Britain's food safety watchdog has said that egg tainted with dioxin that has been imported into the country after being contaminated in Germany is not thought to be a risk to health.

The Food Standards Agency (FSA) said they had been informed that affected eggs were sent to the Netherlands and mixed with other non-contaminated eggs to make a pasteurised liquid egg, which was then exported to Britain.

"The mixing of the eggs will have diluted the levels of dioxins and they are not thought to be a risk to health," said the agency in a statement.

"The FSA is currently liaising with the industry and will provide further updates as information becomes available."

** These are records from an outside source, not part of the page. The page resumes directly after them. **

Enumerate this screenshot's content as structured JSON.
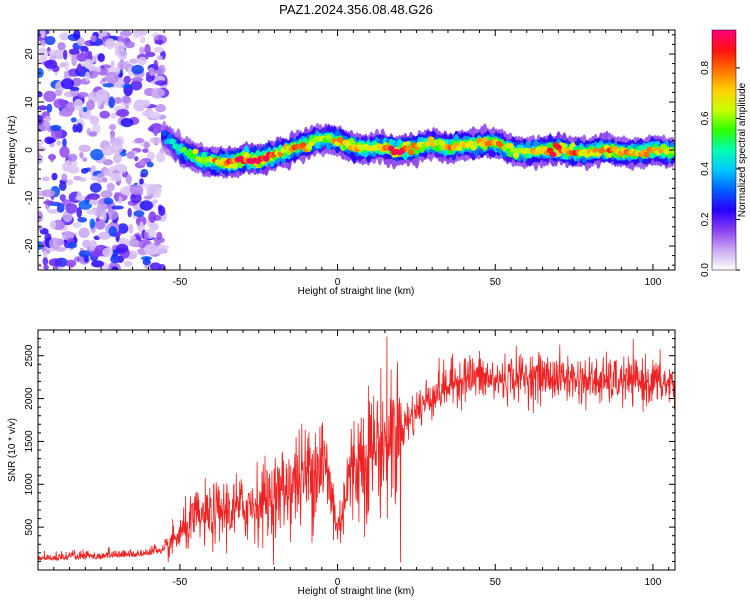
{
  "title": "PAZ1.2024.356.08.48.G26",
  "chart_data": [
    {
      "type": "heatmap",
      "xlabel": "Height of straight line (km)",
      "ylabel": "Frequency (Hz)",
      "xlim": [
        -95,
        107
      ],
      "ylim": [
        -25,
        25
      ],
      "xticks": [
        -50,
        0,
        50,
        100
      ],
      "yticks": [
        -20,
        -10,
        0,
        10,
        20
      ],
      "colorbar": {
        "label": "Normalized spectral amplitude",
        "range": [
          0,
          0.95
        ],
        "ticks": [
          "0.0",
          "0.2",
          "0.4",
          "0.6",
          "0.8"
        ],
        "colormap": [
          "#ffffff",
          "#c9a8f0",
          "#8a3ff0",
          "#2800ff",
          "#0060ff",
          "#00c8ff",
          "#00ffb0",
          "#30ff00",
          "#c8ff00",
          "#ffd000",
          "#ff7000",
          "#ff1010",
          "#ff0080"
        ]
      },
      "ridge": {
        "x": [
          -55,
          -50,
          -45,
          -40,
          -35,
          -30,
          -25,
          -20,
          -15,
          -10,
          -5,
          0,
          5,
          10,
          15,
          20,
          25,
          30,
          35,
          40,
          45,
          50,
          55,
          60,
          65,
          70,
          75,
          80,
          85,
          90,
          95,
          100,
          105
        ],
        "frequency": [
          3,
          0,
          -1.5,
          -2.5,
          -2.5,
          -2,
          -2,
          -1,
          0,
          1,
          2.5,
          2,
          0.5,
          0.5,
          0.5,
          0,
          0.5,
          1.5,
          0.5,
          1,
          1.5,
          1.5,
          0,
          -0.5,
          0,
          0,
          -0.5,
          -0.5,
          0,
          -0.5,
          -0.5,
          0,
          -0.5
        ],
        "amplitude": [
          0.25,
          0.45,
          0.55,
          0.65,
          0.8,
          0.85,
          0.9,
          0.75,
          0.7,
          0.75,
          0.55,
          0.7,
          0.75,
          0.65,
          0.7,
          0.9,
          0.75,
          0.6,
          0.75,
          0.65,
          0.7,
          0.7,
          0.65,
          0.6,
          0.7,
          0.85,
          0.75,
          0.7,
          0.75,
          0.7,
          0.65,
          0.7,
          0.65
        ]
      },
      "noise_region_x": [
        -95,
        -55
      ]
    },
    {
      "type": "line",
      "xlabel": "Height of straight line (km)",
      "ylabel": "SNR (10 * v/v)",
      "xlim": [
        -95,
        107
      ],
      "ylim": [
        0,
        2800
      ],
      "xticks": [
        -50,
        0,
        50,
        100
      ],
      "yticks": [
        500,
        1000,
        1500,
        2000,
        2500
      ],
      "color": "#ee2222",
      "series": [
        {
          "x": [
            -95,
            -85,
            -75,
            -65,
            -55,
            -50,
            -45,
            -40,
            -35,
            -30,
            -25,
            -20,
            -15,
            -10,
            -5,
            -2,
            0,
            3,
            6,
            10,
            15,
            20,
            25,
            30,
            35,
            40,
            45,
            50,
            55,
            60,
            70,
            80,
            90,
            100,
            107
          ],
          "values": [
            130,
            140,
            150,
            170,
            220,
            420,
            600,
            630,
            700,
            720,
            800,
            850,
            1000,
            1100,
            1300,
            900,
            450,
            1000,
            1250,
            1400,
            1500,
            1650,
            1850,
            2050,
            2150,
            2250,
            2250,
            2200,
            2250,
            2250,
            2250,
            2200,
            2200,
            2200,
            2150
          ]
        }
      ]
    }
  ]
}
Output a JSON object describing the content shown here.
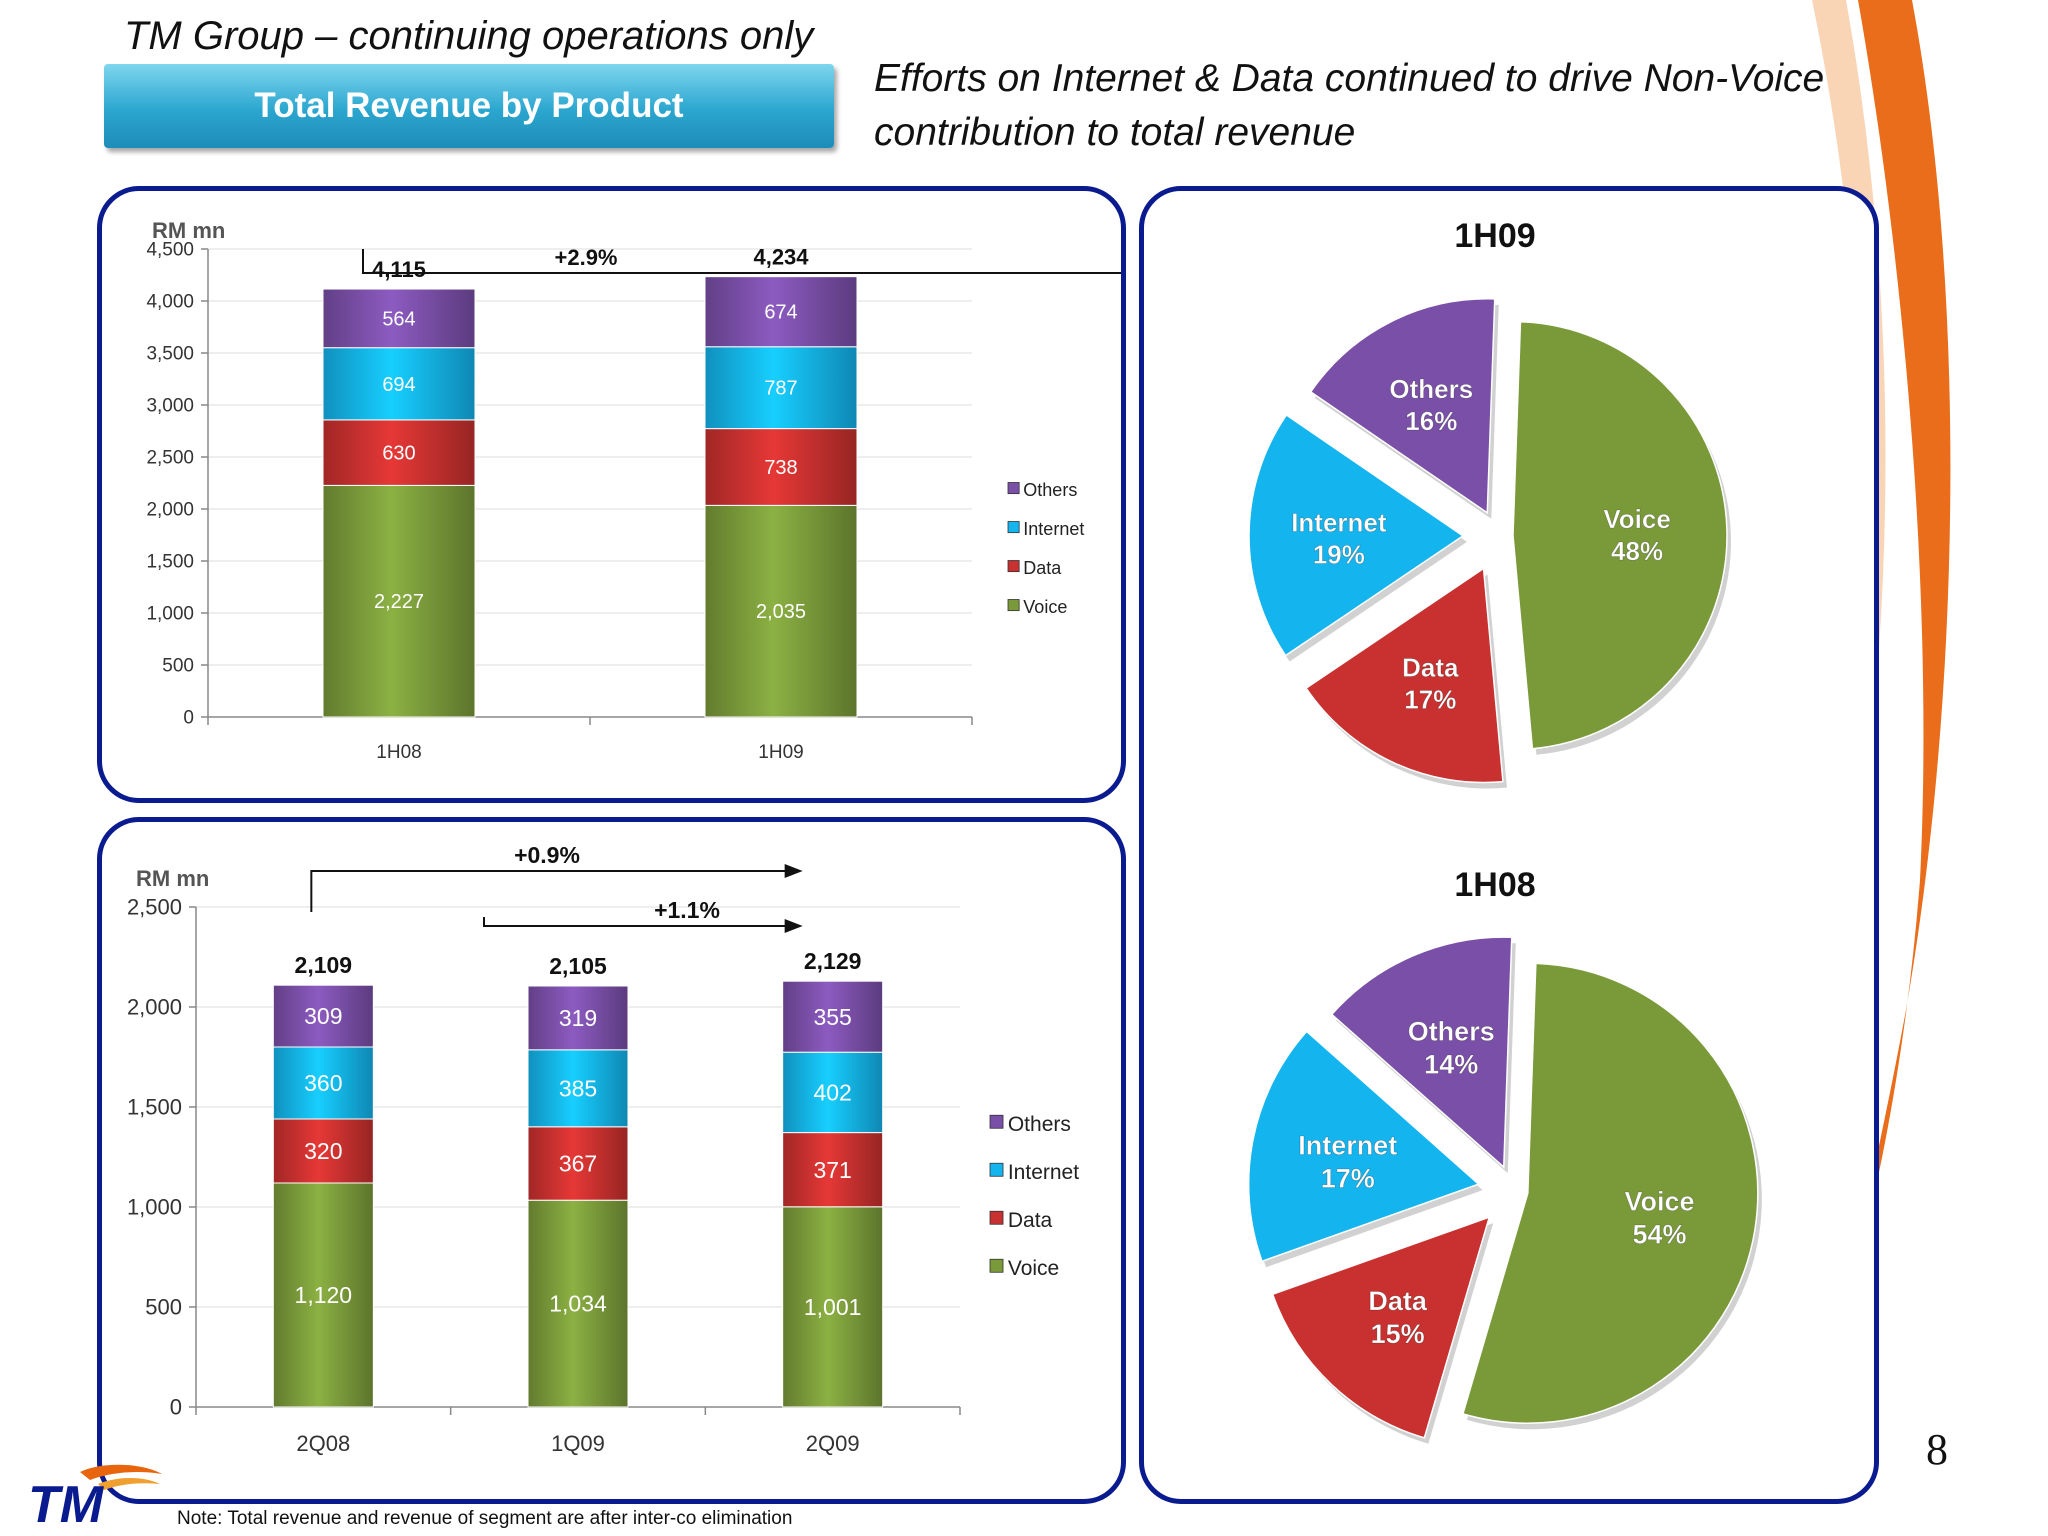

The farms will be closed until they are found to be clear of contamination by dioxin, a toxic chemical compound that can cause cancer, and will not be allowed to make any deliveries, the ministry added.

State officials banned deliveries to any businesses involved in the production of the fodder at the centre of the scare, said the agriculture ministry in Berlin.

"This strategy explains the high number of closures," but the bans should be progressively lifted in the coming days once tests had been carried out, the ministry added.

Eight of Germany's 16 states were affected by Thursday's closures.

Worst hit after Lower Saxony was the western state of North Rhine/Westphalia where 152 farms were closed; 52 farms in Schleswig-Holstein and 27 in the eastern state of Saxony-Anhalt.

It was in Lower Saxony that 2,500 tonnes of contaminated fatty acids at the centre of the alert were delivered in November and December, where they were used as animal fodder.

The firm Harles und Jentzsch in the northern state of Schleswig-Holstein is alleged to have supplied up to 3,000 tonnes of contaminated fatty acids meant only for industrial usage to around 25 animal feed makers.

Nine samples out of the 20 that were analysed showed dioxin levels higher, or much higher than legal, the Schleswig-Holstein ministry said earlier Thursday.

A spokesman at the agriculture ministry in Berlin defended the measures.